Pope Francis said mass before a huge crowd in Havana’s Revolutionary Square, the site of many 4 and 5 hour harangues by Fidel Castro back in the day. It has always been considered the political center of Cuba and today, Francis eschewed politics for the pastoral. He made a vague reference to avoiding “ideology” when carrying out one’s Christian duty to care for the poor, but beyond that, the pope was silent.
Was this cowardly? We can only compare the this with the behavior of one other pope — John Paul II. In 1979, John Paul visited his native Poland and over the next 9 days sealed the fate of the communist government, although it took a decade for the fall to occur.
John Paul’s exhortations to the faithful to believe in their future and his warnings to the government to stop oppressing the people startled the world and made the Soviets extremely nervous.
But Francis apparently is saving his criticism for the American government. I wonder if he said anything to authorities after they arrested 3 dissidents prior to his mass or the 50 protesters detained in the previous week.
Babalu Blog from an AFP dispatch:
Three dissidents opposed to Cuba’s communist regime were arrested Sunday as they approached Pope Francis shouting “Freedom!” when he arrived to deliver mass on Revolution Square in Havana.
An AFP photographer said the activists — two men and a women — yelled anti-government slogans and resisted by falling to the ground as plainclothes agents arrested them when they tried to get near the white popemobile carrying Francis to the mass, the largest event of his trip to Cuba.
The pope, who was busy grasping the outstretched hands of well-wishers on the other side of his vehicle, did not appear to notice the incident.
The dissidents belong to the Cuban Patriotic Union, said its leader, Jose Daniel Ferrer.
“They went to the square to condemn repression,” he told AFP.
He said there were in fact four activists arrested, two men and two women, and that they were taken to a nearby police station.
In recent years, Cuban authorities have typically released dissidents after a few hours following their arrest.
The one-party communist state bans opposition groups and routinely arrests dissidents who try to protest.

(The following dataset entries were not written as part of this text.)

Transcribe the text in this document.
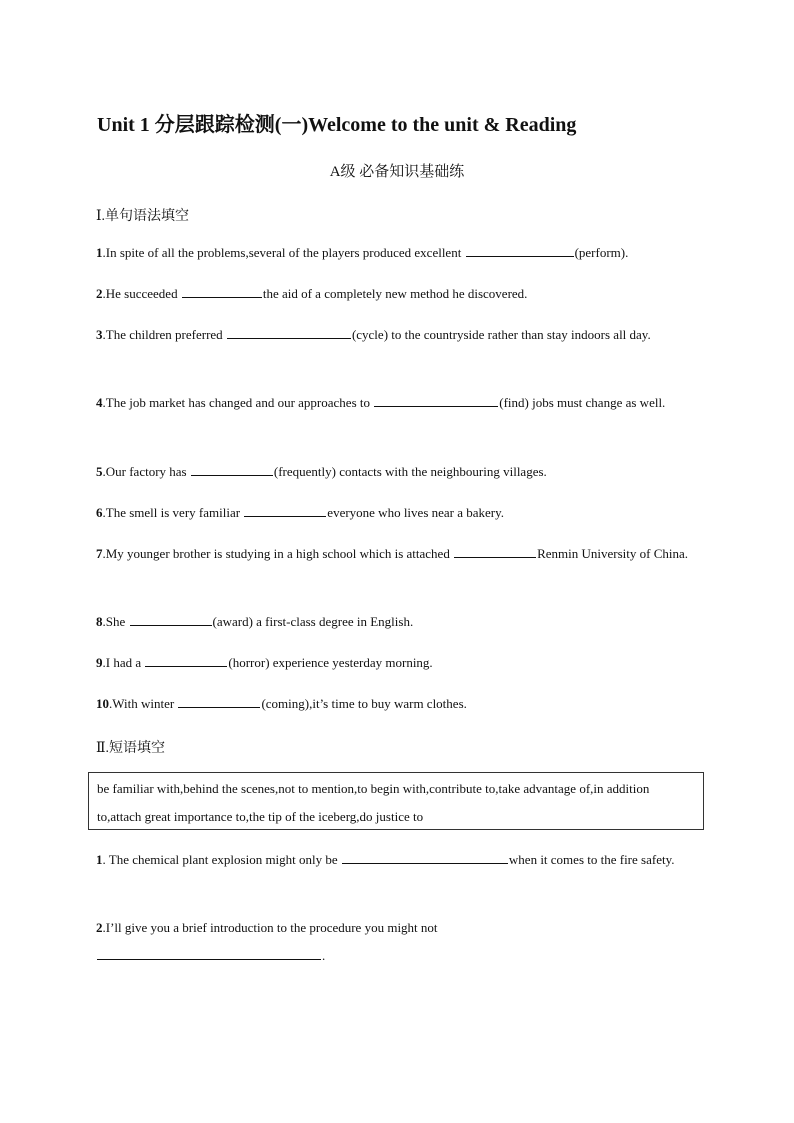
Unit 1 分层跟踪检测(一)Welcome to the unit & Reading
A级 必备知识基础练
Ⅰ.单句语法填空
1.In spite of all the problems,several of the players produced excellent	(perform).
2.He succeeded	the aid of a completely new method he discovered.
3.The children preferred	(cycle) to the countryside rather than stay indoors all day.
4.The job market has changed and our approaches to	(find) jobs must change as well.
5.Our factory has	(frequently) contacts with the neighbouring villages.
6.The smell is very familiar	everyone who lives near a bakery.
7.My younger brother is studying in a high school which is attached	Renmin University of China.
8.She	(award) a first-class degree in English.
9.I had a	(horror) experience yesterday morning.
10.With winter	(coming),it’s time to buy warm clothes.
Ⅱ.短语填空
be familiar with,behind the scenes,not to mention,to begin with,contribute to,take advantage of,in addition to,attach great importance to,the tip of the iceberg,do justice to
1. The chemical plant explosion might only be	when it comes to the fire safety.
2.I’ll give you a brief introduction to the procedure you might not .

Several leading dissidents have criticized the pope for turning a deaf ear to their requests to meet with him during his visit.
You long for a pope with the clarity to see his mission as a global effort for freedom. The poor must be cared for and given opportunities to escape poverty, but what’s the best way to accomplish that? Free people operating free markets in a free country will do more to end poverty than all the ill-tempered rants against capitalism of a quasi-Marxist pope put together.
The pope will arrive in America on Tuesday. It should be an interesting visit.